In the last issue we explored Canada's efforts to withdraw CFCs,
the most serious ozone depleters, from service. This issue, in
anticipation of an international conference on global warming in
Kyoto, Japan, in December, we are featuring the results of a landmark
study of the Mackenzie River basin, one of the world's climate
hotspots. Most climatologists now agree that the globe is warming and
that human activity is playing a role in the temperature increase. In
the Mackenzie Basin Impact Study, biologists, geologists, botanists
and foresters examined and documented climate-induced changes already
underway — melting permafrost, shoreline erosion and the increasing
frequency of landslides and forest fires. The study is comprehensive
and is likely to stand as a model for similar work that will be
undertaken elsewhere. It also may serve as a critical reference point
for policy-makers debating emission targets in Kyoto.
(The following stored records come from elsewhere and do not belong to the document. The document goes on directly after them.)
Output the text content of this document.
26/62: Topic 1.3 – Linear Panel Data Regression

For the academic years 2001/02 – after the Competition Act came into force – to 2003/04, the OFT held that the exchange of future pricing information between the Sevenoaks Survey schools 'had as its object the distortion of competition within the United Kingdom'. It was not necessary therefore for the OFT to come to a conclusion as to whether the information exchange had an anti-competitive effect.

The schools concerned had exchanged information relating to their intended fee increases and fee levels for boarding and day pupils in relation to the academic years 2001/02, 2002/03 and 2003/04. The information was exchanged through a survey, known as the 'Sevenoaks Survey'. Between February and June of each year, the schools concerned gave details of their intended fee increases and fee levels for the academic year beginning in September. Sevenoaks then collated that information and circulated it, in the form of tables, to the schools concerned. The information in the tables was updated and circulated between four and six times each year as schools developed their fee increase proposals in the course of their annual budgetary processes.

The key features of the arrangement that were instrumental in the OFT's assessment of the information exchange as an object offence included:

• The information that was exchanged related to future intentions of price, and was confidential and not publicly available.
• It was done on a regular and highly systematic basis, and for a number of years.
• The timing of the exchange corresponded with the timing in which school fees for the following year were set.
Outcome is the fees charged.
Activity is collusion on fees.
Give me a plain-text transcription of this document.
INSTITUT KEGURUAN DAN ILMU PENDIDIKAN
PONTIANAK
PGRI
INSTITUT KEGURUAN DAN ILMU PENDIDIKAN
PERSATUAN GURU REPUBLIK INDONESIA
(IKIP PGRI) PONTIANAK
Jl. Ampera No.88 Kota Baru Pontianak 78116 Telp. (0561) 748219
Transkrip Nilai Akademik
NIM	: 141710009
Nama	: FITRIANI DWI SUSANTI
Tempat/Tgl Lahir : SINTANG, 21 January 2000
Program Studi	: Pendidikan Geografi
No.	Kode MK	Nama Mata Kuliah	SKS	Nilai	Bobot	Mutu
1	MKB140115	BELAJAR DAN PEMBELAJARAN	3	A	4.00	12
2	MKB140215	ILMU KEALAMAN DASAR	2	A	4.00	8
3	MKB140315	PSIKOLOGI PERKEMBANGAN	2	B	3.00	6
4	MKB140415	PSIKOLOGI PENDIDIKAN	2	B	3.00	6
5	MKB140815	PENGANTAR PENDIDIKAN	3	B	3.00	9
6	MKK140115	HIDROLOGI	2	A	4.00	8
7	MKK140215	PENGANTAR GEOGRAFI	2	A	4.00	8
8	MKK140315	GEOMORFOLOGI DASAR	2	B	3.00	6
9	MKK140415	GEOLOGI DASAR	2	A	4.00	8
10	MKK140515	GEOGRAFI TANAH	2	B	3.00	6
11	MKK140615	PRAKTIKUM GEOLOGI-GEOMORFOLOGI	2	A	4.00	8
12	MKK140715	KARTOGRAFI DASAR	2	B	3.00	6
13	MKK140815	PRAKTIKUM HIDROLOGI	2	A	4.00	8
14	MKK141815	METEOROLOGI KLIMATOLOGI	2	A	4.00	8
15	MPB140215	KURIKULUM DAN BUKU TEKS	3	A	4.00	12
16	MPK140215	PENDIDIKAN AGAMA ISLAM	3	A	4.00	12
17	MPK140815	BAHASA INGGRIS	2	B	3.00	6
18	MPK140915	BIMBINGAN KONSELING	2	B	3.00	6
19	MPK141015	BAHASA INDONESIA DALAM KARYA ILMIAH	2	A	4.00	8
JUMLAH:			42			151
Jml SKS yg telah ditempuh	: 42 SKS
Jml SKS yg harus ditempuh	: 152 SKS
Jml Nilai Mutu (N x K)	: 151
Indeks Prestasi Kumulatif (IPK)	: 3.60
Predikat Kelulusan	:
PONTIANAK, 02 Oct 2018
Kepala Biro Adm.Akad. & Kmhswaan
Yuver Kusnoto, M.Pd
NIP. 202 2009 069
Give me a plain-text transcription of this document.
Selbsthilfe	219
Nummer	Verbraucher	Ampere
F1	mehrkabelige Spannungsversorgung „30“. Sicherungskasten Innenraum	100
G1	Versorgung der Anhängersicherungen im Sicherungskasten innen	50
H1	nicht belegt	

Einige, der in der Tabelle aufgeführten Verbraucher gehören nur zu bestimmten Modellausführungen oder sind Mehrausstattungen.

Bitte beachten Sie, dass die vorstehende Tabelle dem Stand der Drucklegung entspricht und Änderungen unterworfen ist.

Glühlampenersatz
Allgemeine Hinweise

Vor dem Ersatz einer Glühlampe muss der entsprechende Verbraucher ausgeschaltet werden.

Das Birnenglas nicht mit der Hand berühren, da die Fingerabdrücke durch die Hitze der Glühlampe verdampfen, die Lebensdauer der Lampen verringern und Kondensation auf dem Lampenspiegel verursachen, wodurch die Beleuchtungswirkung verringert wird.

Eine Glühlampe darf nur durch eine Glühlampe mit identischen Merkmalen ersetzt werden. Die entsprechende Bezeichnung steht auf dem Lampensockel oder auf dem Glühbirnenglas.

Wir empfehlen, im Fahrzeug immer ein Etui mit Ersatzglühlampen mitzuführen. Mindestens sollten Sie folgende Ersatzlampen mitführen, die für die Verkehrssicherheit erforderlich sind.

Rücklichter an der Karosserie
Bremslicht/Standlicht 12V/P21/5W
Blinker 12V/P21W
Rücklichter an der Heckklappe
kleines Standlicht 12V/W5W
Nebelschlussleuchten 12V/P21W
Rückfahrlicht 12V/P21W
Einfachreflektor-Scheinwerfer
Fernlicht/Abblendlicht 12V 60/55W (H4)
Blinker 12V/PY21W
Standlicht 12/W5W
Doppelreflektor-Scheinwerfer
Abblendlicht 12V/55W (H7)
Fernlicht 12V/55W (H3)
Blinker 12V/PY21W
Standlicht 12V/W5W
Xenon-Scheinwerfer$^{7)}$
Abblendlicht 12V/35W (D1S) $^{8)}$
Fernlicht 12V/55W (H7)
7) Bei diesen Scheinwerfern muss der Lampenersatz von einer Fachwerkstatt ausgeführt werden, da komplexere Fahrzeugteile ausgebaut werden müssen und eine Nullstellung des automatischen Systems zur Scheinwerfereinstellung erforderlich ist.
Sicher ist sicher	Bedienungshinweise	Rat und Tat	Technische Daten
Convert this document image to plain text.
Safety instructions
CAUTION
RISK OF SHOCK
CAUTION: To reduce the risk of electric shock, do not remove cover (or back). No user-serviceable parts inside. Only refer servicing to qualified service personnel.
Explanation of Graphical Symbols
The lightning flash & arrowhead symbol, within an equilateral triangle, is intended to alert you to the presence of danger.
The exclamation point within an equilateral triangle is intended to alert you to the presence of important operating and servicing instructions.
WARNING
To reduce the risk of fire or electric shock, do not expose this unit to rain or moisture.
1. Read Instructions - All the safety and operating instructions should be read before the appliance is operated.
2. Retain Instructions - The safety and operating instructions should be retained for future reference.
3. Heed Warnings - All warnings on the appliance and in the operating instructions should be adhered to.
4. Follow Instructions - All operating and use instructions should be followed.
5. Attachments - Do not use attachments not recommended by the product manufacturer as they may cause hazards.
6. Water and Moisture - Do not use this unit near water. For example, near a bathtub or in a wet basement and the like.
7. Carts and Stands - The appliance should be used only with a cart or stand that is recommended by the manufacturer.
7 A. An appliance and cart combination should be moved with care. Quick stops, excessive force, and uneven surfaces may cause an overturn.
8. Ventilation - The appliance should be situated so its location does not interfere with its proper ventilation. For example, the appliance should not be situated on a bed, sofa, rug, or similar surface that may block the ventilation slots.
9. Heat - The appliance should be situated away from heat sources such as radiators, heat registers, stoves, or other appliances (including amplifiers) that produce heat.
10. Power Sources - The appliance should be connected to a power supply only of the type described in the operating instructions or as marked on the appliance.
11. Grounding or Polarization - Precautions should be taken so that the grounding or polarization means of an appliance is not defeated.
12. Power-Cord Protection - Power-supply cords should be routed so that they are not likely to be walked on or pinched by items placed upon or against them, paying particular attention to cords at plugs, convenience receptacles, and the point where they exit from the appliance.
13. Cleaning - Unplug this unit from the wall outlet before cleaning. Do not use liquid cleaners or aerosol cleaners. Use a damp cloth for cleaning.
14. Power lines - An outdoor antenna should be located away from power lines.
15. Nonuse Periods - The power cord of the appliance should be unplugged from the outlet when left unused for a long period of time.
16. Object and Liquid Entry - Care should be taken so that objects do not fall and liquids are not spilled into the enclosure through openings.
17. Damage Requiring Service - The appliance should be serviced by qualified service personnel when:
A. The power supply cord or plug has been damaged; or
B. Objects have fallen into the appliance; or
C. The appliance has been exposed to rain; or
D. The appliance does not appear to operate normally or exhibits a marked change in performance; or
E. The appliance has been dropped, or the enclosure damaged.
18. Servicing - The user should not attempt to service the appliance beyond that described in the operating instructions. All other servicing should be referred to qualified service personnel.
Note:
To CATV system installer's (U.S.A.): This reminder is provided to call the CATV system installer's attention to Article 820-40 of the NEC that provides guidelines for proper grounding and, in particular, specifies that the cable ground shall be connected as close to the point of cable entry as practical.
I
Accompanying the feature is an essay written by the eminent
geographer Dr. F. Kenneth Hare, whose specialty is climate. Fifteen
years ago in these pages he explored the confusion surrounding the
debate on global warming. He argued then that the calculations
underpinning the predictions might be wrong or that "we may have
missed some countervailing effect... (and) even if the changes do
come, they don't seem to pose the disastrous threat so often
announced as inevitable." Now, after 15 years of additional study and
debate by the international scientific community, Hare says the issue
has come into much sharper focus and there is consensus about the
trends and about the need to take action.